Katherine MacAlister talks to the best-selling author of the How To Train Your Dragon series

Cressida Cowell used her 11 year-old son as a guinea-pig for her twelfth and final book in the How To Train Your Dragon series.

They were making great progress until she got called away on work. When she returned he had read the entire novel in one go.

“I was gutted because I was really enjoying reading How To Fight a Dragon’s Fury with him, but I suppose it’s good that he couldn’t wait to get to the end,” she laughs.

Hardly surprising, considering the famous author has sold seven million books worldwide and inspired a massively successful movie trilogy featuring mini Viking Hiccup Horrendous Haddock III.

Cressida Cowell’s Farewell Tour, coming to Oxford’s Playhouse on Friday, is therefore rather poignant.

“Yes, it’s very emotional for me, but I’m softening the blow because I love talking to children. It’s such a pleasure and I really enjoy going to schools and theatres around the country because this is my passion and I want to enthuse a future generation of readers.

“There is so much competition now for their attention with technology, computers and TV that it’s a real battle and this is my crusade and it’s one that we are winning.

“Children’s book sales are up and it’s down to all those teachers and parents who make the effort and find the time to read with their children, which is always tricky, because when you get back from work you are exhausted.”

And is that how Cressida really sees it, as a battle? “Absolutely. It is very much a quest, but a real life one.”

“I just want to reach as many children as possible and get them excited about books. It’s about the survival of the book. My job is to create the readers of tomorrow.”

Whether her own imagination was fired up by her unique holidays on a Scottish island, or here at Oxford where she studied English, who knows, but her main aim is to engage us.

“Our family would get dropped off by boat and roam wild for two weeks before being picked up again, a bit like one of those reality TV documentaries. It was an absolute paradise and you could just leave us all day to get on with it and explore. “But then everything is different now. I grew up in London (where she still lives) and used to get a bus to school. I was six and my sister was five and we would travel on public transport every day right across London with all the other kids. It wasn’t unusual.”

So are her children as independent. “No, I’m failing miserably,” she laughs. But as L. P. Hartley said: ‘The past is another country. They do things differently there,’ Things have changed.”

“But we still go to the island. My father is still alive. And that was great when the children were primary school age, but now they are teenagers it’s harder. But the time will come when they rediscover it. Everything goes in cycles,” she says.

Little else seems to have changed in the Cowell household, despite Cressida’s immense success. Book rights aside, the How to Train Your Dragon film was released in 2010 earning nearly $500 million worldwide. The sequel, was another box office success. A second sequel, How to Train Your Dragon 3 is being released in 2018).
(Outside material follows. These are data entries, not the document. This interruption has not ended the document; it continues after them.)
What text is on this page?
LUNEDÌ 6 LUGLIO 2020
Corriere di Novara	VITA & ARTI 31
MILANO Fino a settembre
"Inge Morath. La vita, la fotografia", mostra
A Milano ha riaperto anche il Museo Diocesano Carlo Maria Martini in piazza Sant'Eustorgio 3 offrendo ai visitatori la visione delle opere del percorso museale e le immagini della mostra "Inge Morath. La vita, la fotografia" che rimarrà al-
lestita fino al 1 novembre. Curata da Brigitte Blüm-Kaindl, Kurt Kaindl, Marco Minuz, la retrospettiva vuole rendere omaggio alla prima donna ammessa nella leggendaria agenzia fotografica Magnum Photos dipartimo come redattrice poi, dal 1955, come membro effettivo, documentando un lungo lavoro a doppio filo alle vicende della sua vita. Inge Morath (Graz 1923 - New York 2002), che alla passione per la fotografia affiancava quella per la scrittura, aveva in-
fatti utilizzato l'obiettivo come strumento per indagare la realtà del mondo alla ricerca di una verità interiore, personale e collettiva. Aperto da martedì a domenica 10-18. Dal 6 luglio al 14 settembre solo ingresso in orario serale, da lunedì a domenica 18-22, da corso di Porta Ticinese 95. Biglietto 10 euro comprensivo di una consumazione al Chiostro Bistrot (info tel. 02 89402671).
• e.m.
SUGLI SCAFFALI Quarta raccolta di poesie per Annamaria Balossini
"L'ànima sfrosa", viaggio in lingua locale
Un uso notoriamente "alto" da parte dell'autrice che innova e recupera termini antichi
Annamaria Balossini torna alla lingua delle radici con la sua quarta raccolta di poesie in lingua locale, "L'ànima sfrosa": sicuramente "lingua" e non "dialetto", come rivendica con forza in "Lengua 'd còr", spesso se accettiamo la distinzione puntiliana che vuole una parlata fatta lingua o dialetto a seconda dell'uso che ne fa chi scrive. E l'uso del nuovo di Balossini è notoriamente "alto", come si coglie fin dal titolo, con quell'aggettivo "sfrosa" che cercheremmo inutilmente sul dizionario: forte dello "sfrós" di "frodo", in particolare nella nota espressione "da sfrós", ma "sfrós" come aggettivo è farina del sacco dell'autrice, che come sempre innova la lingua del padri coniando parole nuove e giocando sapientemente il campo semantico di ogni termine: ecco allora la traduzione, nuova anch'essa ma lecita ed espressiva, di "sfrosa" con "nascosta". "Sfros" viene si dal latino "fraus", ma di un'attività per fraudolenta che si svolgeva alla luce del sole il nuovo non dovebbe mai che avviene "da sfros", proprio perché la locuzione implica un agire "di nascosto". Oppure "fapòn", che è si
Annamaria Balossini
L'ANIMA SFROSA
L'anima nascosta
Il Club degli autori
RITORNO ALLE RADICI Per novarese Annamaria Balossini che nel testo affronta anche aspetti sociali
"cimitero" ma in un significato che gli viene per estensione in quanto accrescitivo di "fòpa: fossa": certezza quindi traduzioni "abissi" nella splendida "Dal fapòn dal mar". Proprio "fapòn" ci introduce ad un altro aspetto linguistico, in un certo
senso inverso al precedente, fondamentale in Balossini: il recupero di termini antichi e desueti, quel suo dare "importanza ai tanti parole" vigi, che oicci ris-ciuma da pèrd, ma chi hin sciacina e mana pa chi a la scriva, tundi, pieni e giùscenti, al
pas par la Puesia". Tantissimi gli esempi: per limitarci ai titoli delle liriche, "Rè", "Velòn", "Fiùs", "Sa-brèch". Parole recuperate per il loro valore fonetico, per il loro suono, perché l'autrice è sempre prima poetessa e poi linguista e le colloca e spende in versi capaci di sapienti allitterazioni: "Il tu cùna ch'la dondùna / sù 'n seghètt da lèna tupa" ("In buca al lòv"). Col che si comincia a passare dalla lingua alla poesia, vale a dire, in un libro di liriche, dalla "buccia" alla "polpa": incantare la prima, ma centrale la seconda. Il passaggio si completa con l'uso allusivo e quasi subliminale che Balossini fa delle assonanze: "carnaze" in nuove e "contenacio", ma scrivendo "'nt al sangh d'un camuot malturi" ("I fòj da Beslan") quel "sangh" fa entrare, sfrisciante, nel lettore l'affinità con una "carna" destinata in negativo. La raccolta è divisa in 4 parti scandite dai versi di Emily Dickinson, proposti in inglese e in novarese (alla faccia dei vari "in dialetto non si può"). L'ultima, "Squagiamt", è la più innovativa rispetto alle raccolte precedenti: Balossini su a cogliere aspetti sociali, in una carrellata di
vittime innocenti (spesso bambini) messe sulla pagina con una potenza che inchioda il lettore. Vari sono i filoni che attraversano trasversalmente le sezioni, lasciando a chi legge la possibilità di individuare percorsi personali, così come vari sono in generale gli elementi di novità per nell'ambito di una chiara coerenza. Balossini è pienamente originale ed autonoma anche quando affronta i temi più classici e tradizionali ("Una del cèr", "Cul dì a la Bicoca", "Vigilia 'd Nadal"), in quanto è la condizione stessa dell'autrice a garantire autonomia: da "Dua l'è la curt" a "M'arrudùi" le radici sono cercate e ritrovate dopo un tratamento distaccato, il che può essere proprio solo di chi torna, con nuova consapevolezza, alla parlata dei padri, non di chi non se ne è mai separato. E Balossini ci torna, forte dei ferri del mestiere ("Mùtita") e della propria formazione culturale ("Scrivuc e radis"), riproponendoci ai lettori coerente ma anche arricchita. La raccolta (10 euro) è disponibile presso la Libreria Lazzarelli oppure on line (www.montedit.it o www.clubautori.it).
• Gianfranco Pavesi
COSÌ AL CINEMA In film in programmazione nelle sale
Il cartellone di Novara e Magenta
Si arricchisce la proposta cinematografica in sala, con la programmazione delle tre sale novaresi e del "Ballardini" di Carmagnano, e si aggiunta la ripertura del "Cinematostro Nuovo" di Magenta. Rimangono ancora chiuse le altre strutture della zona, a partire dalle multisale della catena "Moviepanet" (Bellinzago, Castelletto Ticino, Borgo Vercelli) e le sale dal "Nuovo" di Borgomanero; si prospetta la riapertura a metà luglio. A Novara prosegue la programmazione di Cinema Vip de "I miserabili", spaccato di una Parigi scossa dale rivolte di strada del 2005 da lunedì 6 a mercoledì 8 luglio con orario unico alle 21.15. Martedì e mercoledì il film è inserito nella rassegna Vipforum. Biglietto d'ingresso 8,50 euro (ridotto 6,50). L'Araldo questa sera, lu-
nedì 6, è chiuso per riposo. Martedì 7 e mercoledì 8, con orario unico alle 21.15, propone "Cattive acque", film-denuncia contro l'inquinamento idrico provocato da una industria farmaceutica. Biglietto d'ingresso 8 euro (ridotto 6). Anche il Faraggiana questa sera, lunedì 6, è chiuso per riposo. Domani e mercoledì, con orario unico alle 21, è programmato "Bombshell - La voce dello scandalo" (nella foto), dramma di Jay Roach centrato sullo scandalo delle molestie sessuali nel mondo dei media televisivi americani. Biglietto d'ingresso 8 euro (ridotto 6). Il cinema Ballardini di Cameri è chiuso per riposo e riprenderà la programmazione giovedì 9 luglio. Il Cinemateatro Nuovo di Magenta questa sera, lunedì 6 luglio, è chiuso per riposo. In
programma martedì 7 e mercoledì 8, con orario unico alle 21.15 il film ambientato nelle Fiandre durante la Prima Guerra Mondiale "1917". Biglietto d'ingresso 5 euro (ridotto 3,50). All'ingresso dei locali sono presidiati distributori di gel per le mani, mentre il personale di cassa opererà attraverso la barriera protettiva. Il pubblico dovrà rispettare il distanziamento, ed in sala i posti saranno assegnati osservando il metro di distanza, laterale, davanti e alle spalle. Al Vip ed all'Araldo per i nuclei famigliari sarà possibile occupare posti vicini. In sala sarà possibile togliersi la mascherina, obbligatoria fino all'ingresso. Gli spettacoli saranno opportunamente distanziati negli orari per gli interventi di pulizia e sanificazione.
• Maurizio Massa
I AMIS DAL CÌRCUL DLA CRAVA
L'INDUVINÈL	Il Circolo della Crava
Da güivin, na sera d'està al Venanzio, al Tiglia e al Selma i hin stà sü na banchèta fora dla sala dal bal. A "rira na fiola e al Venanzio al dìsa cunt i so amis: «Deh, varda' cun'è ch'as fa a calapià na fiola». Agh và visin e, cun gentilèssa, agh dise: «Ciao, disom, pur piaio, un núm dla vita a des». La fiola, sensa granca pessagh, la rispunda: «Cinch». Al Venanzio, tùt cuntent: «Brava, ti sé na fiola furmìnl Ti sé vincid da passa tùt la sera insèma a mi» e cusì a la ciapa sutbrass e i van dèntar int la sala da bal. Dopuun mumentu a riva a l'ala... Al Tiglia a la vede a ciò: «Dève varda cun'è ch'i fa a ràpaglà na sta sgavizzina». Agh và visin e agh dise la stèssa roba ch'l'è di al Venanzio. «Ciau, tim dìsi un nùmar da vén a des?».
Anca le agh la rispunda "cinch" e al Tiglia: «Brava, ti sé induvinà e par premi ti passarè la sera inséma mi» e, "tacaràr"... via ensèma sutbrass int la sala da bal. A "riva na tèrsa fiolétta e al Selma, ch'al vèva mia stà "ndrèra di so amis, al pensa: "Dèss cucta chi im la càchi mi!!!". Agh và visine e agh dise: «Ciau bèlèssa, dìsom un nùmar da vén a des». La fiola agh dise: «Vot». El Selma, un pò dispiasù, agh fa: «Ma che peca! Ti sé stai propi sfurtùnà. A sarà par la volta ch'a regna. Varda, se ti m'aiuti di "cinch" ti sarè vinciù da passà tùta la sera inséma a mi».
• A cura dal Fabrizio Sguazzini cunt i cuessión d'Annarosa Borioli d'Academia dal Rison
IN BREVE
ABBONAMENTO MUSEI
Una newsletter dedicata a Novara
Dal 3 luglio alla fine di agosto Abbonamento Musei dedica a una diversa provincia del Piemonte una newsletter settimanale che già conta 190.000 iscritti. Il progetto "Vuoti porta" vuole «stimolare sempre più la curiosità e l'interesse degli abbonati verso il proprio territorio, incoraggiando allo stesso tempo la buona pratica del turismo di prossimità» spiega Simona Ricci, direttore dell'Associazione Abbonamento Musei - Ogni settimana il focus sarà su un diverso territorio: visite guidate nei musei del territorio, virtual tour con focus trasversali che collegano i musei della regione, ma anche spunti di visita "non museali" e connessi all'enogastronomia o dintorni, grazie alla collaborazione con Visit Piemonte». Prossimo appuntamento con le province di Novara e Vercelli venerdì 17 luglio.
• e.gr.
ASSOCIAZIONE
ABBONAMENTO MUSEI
She still lives in the same house in Chiswick and writes in the shed at the end of the garden. Just like Roald Dahl then?

“I have a bed in mine where I write. It’s more comfy,” she says. “I used to do all my homework in bed as well when I was at school, so this is nice with lots of cushions and things. It’s small and cosy which helps turn me in on myself.

“But no things haven’t changed. The Hollywood thing is fun but while it may appear glamorous on the outside, inside we are all just friends with the same vision. It’s been quite a grounding experience for me.

“And my books have always been very visual because they help break up the text for reluctant readers and give them a picture in their heads. I always wrote them to be read aloud so illustration is key.”

Looking forward to returning to Oxford to revisit Keble, and her husband’s college Worcester, Cressida says: “I love coming back and have very fond memories of Oxford. I also love coming to The Story Museum. It’s amazing there.”

As to the future, Cressida admits the pressure on every new book is massive. “You want them to end on an absolute high. The climax has to be so exciting but different to the last one, like a piece of music really. So I always get to the end with a great deal of triumph and satisfaction,” she says.

Cressida Cowell is at the Oxford Playhouse, tomorrow, 5pm.